渋谷真コラム・龍の背に乗って

◇27日 中日〇6ー1●広島(ナゴヤドーム)

 与田監督が求めてきた「この1球」への強さが表れた勝利だった。1回の2点目と2回の追加点は、凡打と安打で大きな差がつく2死三塁からの適時打で挙げた。4回の失点も2死三塁から打たれたが、直前の無死一、二塁で鈴木誠を併殺打に打ち取っていたからこそ最少失点で済んだ。

 勝利に大きく近づいた「この1球」は6回。京田が四球を選び、加藤が送った1死二塁で、切り札・アルモンテを代打に使った。三遊間を割る適時打で3点差。与田監督が「京田の加速もよかったし、荒木コーチが本当によく回してくれたなと思う」と走った人も走らせた人もたたえた追加点だった。

 「荒木コーチは回すとは思っていましたが、ショートに捕られるんじゃないかと思って、少しスピードを緩めてしまいました」。田中広が捕ると、三塁を大きくオーバーランすれば挟殺される。スタートが遅れたのは、京田がリスクの調整もしようとしたからだが、荒木コーチは打球が抜けると見切っていた。左翼のピレラは懸命のワンバウンド送球をした。頭から突っ込み、左手で触塁した京田。広島はリクエストで食い下がったが、セーフの判定は覆らなかった。

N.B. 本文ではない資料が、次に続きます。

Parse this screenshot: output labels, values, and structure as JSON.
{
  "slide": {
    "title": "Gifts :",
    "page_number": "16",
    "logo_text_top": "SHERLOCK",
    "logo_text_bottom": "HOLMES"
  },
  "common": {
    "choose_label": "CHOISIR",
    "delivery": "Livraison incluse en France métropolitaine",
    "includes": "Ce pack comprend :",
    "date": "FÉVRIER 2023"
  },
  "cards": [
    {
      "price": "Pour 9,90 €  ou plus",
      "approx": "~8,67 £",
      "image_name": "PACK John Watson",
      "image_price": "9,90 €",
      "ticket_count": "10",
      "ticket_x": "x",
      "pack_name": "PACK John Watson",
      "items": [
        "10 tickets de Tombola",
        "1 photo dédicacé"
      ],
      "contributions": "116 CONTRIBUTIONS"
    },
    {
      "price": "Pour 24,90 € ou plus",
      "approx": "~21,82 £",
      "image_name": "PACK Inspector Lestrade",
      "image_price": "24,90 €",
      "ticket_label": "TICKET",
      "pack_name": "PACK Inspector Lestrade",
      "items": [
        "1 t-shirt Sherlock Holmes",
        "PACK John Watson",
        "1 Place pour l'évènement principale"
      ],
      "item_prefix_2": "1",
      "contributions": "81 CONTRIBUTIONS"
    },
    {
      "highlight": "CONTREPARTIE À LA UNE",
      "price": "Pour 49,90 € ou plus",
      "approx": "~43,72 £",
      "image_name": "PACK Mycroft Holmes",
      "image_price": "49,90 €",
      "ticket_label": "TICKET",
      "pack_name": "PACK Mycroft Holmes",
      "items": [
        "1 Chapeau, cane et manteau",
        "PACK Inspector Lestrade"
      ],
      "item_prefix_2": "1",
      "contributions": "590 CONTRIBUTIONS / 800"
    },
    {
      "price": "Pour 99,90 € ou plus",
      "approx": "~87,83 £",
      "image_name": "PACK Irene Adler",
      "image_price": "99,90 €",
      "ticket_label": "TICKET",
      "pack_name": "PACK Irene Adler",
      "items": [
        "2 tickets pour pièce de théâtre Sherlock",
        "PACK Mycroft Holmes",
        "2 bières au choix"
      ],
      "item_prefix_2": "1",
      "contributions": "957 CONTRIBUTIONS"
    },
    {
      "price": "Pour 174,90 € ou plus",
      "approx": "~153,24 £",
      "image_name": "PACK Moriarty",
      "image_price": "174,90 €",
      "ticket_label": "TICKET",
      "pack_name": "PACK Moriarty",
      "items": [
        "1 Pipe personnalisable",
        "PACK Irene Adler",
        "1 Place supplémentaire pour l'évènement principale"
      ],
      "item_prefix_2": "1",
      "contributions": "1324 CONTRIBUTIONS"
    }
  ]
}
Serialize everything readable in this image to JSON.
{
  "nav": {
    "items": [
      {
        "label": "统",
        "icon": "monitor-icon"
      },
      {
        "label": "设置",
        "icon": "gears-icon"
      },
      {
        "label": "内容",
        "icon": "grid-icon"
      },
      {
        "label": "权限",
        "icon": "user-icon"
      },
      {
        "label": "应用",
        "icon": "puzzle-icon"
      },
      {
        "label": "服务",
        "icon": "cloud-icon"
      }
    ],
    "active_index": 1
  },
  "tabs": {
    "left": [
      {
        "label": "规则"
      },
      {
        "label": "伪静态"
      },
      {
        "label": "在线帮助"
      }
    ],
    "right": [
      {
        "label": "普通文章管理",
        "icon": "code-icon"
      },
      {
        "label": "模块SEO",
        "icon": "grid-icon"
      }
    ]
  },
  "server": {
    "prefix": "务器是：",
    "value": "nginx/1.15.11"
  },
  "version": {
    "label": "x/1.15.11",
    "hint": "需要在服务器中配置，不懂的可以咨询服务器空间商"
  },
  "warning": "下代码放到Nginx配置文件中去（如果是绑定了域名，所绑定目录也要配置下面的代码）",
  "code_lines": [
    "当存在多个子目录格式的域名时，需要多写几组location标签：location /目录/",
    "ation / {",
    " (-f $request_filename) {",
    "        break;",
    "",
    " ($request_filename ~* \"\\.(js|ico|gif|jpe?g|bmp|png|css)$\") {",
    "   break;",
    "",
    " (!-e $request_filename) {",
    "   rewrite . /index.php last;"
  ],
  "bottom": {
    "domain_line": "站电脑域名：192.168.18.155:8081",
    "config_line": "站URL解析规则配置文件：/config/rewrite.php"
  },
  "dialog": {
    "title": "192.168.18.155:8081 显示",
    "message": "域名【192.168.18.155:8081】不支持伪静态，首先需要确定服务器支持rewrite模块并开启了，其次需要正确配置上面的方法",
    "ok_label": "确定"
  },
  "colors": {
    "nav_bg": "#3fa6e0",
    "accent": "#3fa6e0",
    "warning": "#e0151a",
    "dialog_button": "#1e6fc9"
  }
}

 「守備位置も深かったので、僕はいけると判断しました。京田がよく走ってくれました」

 3イニング残して3点差に広げる好判断。すでに2安打放っていた1番・平田に1死一、三塁でつなぐ選択肢もあったが、荒木コーチに迷いはなかった。名ランナーは時として名ベースコーチにあらず。そういう人を見てきたのは、自分では「できてしまう」からだ。加速してからの本塁突入は天下一品だった荒木コーチ。その足跡を追う京田は、師匠からこう諭された。

 「おまえは人に打点をつけてあげる選手になれ」。アルモンテは今季初打点。「京田が必死になって走ってくれた。京田のおかげだよ」。好走塁は、仲間をハッピーにもさせるのだ。